By fostering a more diverse and innovative design landscape, the city can create a larger “box” of architectural possibilities. Seeing successful examples of unconventional design can embolden developers and maybe even tap into a sense of friendly competition. The construction of the Guggenheim Museum by Frank Gehry in 1997, for example, revitalized the city’s image and spurred a wave of innovative architecture projects, like the Azkuna Zentroa – Alhóndiga Building. 

Creating a Destination City: In combination with a city’s existing architectural heritage, diverse and exciting new design can contribute to making a city a more compelling destination – both for tourism and for new business.

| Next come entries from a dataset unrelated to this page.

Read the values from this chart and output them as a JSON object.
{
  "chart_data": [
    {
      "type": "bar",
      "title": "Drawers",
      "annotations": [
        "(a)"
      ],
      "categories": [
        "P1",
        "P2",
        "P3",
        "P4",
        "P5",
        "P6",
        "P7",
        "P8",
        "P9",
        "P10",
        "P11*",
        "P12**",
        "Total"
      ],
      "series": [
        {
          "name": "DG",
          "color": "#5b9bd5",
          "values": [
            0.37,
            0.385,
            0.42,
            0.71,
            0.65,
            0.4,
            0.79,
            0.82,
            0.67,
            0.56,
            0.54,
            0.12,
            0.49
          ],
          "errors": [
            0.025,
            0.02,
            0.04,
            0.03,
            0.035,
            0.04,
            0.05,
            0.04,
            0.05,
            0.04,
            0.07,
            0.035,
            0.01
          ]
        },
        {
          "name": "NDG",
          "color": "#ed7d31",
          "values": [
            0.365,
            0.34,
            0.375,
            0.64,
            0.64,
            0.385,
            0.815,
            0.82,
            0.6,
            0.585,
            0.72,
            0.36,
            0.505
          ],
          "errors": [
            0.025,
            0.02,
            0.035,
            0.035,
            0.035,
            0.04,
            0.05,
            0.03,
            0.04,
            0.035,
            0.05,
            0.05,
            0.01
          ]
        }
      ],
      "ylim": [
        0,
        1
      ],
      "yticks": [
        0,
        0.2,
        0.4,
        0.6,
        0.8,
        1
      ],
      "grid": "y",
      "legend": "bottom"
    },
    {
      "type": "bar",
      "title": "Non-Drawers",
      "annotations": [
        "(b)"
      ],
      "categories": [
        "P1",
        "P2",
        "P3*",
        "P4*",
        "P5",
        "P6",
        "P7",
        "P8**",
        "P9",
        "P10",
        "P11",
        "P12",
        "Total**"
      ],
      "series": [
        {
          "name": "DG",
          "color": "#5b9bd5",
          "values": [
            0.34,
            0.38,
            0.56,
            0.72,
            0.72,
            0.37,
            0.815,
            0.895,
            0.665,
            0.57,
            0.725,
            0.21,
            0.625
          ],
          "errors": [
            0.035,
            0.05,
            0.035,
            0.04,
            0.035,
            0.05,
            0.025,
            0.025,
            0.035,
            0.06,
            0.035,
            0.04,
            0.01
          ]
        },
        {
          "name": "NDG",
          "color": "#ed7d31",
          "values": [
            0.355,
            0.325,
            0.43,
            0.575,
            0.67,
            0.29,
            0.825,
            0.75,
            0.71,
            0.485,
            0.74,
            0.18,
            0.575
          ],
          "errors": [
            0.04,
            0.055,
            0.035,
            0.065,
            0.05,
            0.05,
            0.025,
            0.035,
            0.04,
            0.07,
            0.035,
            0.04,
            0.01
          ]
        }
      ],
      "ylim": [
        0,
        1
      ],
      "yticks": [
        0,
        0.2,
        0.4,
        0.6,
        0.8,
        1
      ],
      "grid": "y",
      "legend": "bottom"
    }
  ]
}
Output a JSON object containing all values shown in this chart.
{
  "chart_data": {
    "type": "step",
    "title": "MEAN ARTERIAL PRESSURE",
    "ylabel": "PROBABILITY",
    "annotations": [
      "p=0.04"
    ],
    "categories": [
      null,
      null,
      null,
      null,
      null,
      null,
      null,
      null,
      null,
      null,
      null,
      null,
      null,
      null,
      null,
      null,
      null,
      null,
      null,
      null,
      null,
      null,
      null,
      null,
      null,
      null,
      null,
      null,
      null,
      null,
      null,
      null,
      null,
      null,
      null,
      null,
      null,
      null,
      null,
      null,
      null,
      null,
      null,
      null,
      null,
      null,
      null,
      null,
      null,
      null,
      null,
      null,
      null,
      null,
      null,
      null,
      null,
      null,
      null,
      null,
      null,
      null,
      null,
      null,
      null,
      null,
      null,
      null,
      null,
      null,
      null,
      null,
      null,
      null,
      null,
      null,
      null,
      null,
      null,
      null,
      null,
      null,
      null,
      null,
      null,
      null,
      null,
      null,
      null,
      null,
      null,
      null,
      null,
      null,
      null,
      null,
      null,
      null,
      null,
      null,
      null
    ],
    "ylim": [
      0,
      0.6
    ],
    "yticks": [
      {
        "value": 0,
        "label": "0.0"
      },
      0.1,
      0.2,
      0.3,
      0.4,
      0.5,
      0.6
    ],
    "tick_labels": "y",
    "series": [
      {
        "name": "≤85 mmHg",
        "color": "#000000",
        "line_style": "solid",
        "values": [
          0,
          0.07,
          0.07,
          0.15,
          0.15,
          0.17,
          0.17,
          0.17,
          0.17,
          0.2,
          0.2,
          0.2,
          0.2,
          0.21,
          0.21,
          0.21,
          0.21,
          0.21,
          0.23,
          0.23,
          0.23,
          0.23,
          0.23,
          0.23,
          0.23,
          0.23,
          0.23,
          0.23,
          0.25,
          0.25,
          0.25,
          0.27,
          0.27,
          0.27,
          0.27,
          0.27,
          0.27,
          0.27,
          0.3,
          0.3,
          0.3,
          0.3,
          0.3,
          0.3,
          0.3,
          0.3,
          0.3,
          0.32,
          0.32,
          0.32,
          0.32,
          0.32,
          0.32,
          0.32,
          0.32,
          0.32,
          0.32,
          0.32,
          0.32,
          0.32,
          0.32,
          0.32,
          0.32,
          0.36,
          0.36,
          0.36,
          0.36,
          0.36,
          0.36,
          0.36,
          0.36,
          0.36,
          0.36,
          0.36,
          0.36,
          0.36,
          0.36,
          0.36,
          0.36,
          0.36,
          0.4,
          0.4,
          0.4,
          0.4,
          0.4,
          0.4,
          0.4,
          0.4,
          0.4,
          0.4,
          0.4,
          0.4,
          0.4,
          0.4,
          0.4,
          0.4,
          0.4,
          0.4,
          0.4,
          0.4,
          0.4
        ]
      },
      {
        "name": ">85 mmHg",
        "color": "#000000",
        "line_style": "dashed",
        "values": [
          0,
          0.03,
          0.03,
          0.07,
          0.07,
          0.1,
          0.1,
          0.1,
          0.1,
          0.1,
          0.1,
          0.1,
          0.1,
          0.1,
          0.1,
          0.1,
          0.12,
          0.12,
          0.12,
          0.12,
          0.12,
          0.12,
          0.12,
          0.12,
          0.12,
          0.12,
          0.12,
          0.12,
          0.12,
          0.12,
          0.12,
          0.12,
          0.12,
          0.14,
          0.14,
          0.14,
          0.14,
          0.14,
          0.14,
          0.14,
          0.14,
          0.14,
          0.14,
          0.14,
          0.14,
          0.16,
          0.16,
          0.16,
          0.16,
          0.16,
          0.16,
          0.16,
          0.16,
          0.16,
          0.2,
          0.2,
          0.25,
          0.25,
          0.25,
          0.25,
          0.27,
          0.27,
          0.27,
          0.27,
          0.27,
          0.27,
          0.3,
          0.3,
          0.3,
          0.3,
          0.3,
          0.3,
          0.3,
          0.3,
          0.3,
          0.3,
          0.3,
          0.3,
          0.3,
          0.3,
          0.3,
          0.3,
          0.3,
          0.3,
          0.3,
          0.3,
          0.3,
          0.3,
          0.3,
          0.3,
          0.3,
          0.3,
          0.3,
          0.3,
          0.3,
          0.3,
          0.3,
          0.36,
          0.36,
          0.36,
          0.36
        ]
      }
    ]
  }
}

A University of Arizona study of Santa Fe, New Mexico, for example, found that tourists are highly interested in the city’s architectural heritage and its contribution to the overall cultural experience. Research by the University of New Orleans likewise suggests (unsurprisingly) that the city’s unique architectural heritage and cultural scene are significant factors in tourist destination choice.  

Anyone who’s been to Larimer Square (pre-renovation) during the summer knows how much of a draw Denver’s own historic built environment can become a draw, but there’s evidence new buildings are a draw, too. Los Angeles’ Broad Museum, designed by Diller Scofidio + Renfro, became instantly recognizable in downtown LA for its striking honeycomb-like façade. A 2018 study by the museum itself found that over 50% of its visitors were tourists, highlighting the building’s (and, of course, the art’s) role in attracting visitors to the city.   

The bottom line: The more exciting our built environment becomes, the more compelling our architectural legacy becomes. This, in turn, attracts further investment, allowing for the creation of even more innovative and interesting architecture and public spaces. This virtuous cycle has the ability to begin a new chapter for Denver, and it’s one we can’t wait to see unfold.